Rentrée littéraire : La fashion week des libraires

Ouganda : le président Yoweri Museveni, devenu diabolique

Nicolas Gary - 31.07.2013

Edition - International - Ouganda - opposants au régime - Norman Tumuhimbise


Norman Tumuhimbise, militant entré dans l'opposition, et combattant farouche du président Yoweri Museveni, vient de publier un livre, Behind the Devil's Line. Un ouvrage qui ne plaît pas aux policiers qui viennent de l'interroger pour comprendre qui peut bien être le Diable dont il est question dans le titre. Réponse de normand de Norman : à vous de trouver. C'est que, diffamer un président, cela peut toujours coûter cher.

 

 

Kampala

Kampala, capitale de l'Ouganda

Conservation Concepts, CC BY 2.0

 

 

L'Ouganda vient de sortir d'une situation politique violente : une vague de répression contre des manifestants s'est soldée par une action policière rude. Ces militants, désireux de grossir les rangs d'un mouvement opposé à Museveni, se sont également lancé dans la rédaction de livres et de tracts, qu'ils souhaitent tout aussi efficaces que les pancartes dans les rues. 

 

Les forces de sécurité ont alors lancé une campagne de répression contre les manifestants qui s'étaient retrouvés dans les rues de la capitale Kampala, notamment avec des gaz lacrymogènes, mais également des balles réelles. Pour disperser la foule, rien de plus efficace. Pour conforter les opposants dans leurs convictions, aussi. 

 

Depuis 1986, Museveni a pris le pouvoir, par la force, et promis par la suite de réformer la politique de violence du pays. À ce jour, il est l'un des plus anciens gouvernants d'Afrique, et aux yeux de certains, un véritable dictateur. Difficile de ne pas franchir le pas entre le Dictateur et le Diable : sur les forums d'internet, les usagers ne s'en privent d'ailleurs pas.

 

D'autant que, récemment, Tumuhibise a livré une exégèse de son livre : « Le diable, pour être sincère, c'est le président.

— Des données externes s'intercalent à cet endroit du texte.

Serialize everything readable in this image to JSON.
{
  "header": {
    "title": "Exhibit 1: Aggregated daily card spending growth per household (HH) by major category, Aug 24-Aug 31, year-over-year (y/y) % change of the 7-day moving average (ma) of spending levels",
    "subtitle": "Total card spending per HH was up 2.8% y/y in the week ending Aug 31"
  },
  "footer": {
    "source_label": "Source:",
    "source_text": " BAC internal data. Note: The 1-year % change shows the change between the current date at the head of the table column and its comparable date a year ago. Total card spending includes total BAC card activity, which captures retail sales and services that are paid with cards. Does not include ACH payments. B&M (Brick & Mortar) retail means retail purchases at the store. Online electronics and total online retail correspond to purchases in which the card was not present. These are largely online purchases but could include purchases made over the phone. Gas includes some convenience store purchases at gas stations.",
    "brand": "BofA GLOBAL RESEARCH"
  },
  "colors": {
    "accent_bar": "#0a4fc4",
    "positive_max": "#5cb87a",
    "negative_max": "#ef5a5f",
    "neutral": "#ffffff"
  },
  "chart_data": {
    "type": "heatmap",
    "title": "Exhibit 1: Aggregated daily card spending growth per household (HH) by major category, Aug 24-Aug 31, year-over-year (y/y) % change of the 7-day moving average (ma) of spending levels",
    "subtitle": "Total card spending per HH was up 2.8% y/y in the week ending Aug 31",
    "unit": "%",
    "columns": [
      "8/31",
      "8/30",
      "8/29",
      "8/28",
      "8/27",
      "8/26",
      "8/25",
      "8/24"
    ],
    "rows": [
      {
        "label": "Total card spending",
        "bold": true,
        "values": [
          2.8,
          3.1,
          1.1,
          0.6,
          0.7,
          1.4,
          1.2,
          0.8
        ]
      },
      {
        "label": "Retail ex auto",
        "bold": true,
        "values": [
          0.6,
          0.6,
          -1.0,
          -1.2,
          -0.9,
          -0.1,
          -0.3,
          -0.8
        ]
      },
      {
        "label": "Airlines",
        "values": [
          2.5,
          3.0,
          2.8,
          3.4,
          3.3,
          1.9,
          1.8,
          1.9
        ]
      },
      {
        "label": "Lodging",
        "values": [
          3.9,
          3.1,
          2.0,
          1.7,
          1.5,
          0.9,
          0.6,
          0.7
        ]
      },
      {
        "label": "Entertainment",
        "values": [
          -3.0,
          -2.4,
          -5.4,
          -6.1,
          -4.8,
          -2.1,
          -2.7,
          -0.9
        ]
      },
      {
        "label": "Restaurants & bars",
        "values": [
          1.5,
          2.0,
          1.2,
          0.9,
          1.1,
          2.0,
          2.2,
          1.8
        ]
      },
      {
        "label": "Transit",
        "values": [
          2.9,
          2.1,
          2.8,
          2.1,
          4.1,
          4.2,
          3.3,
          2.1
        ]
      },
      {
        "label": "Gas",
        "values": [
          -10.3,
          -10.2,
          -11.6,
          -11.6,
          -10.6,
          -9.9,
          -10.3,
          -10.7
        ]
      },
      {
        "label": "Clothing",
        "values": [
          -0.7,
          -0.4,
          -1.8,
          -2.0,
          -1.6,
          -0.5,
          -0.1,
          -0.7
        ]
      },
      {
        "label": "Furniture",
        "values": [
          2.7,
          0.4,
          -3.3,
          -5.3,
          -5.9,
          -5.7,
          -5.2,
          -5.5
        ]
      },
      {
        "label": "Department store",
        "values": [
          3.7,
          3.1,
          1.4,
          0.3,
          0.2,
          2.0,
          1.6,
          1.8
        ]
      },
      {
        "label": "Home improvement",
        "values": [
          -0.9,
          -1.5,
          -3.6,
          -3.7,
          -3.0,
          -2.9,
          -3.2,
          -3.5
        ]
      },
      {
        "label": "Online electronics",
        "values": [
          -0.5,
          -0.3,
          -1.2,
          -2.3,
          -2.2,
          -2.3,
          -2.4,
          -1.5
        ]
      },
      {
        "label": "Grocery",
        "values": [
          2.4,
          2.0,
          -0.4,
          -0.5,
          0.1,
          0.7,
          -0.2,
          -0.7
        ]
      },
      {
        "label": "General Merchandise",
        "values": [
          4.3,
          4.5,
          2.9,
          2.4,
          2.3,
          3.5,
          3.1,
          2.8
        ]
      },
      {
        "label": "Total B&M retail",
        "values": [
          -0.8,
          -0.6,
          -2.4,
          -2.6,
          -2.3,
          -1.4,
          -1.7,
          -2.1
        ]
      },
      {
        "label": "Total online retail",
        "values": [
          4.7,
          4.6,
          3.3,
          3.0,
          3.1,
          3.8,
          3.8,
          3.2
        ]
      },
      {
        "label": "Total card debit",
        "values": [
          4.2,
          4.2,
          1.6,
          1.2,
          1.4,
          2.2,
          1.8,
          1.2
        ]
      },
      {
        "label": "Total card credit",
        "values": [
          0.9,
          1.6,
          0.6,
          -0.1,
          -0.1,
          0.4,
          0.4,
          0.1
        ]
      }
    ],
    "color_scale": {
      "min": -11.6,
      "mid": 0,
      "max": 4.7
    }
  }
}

Plus Museveni reste au pouvoir, plus il devient une lourde responsabilité pour le pays », rapporte l'AP.

 

C'est dans ce contexte que le livre de Tumuthimbise est sorti, particulièrement boudé par les librairies : pour assurer la diffusion de l'ouvrage, c'est à des proches, des amis, dans une distribution presque confidentielle et sous le manteau, que l'on fait confiance. Impossible de le mettre ouvertement sur le marché : l'auteur redoute que l'État n'achète la totalité des exemplaires et les fasse détruire. Entre autres choses, Tumuhimbise compare le président ougandais à Kadhafi, le dirigeant lybien. Rien que ça.

 

Son ouvrage, autoédité, s'est écoulé à 16.000 exemplaires. « Les livres ont été rapidement achetés. Il est maintenant difficile d'en trouver une copie », ajoute l'aueur.

 

Chez les officiels, un porte-parole du gouvernement minimise l'importance du livre, assurant qu'il ne mérite pas que le lectorat lui consacre trop de temps. « J'estime que si diaboliser le président peut l'aider à se construire, alors il ne sera pas le premier. Il va rejoindre une longue liste de personnes », assure Ofwono Opondo. Dans cette liste, on trouve d'autres opposants, qui, depuis la réélection de 2011, considèrent que Museveni veut finalement devenir président à vie. De même, on l'accuse d'encourager la corruption, qui profite à ses amis, alors que le pays vit dans une grande pauvreté. 

 

En effet, 35 % de la population, selon une estimation de mars 2012 vivraient sous le seuil de pauvreté, calculé en regard de critères propres au pays. L'UNESCO avait diffusé un document en 2005 pour évoquer une situation de pauvreté absolue. 

 

Aujourd'hui, l'Ouganda est en passe de devenir l'un des principaux producteurs de pétrole en Afrique. 

On se souviendra, à ce titre, que la société d'édition Ecosociété avait fait paraître un ouvrage, Noir Canada, mettant en cause la société Barrick Gold, dans son exploitation pétrolière, justement en Ouganda. Le livre évoquait des « collusions mafieuses ».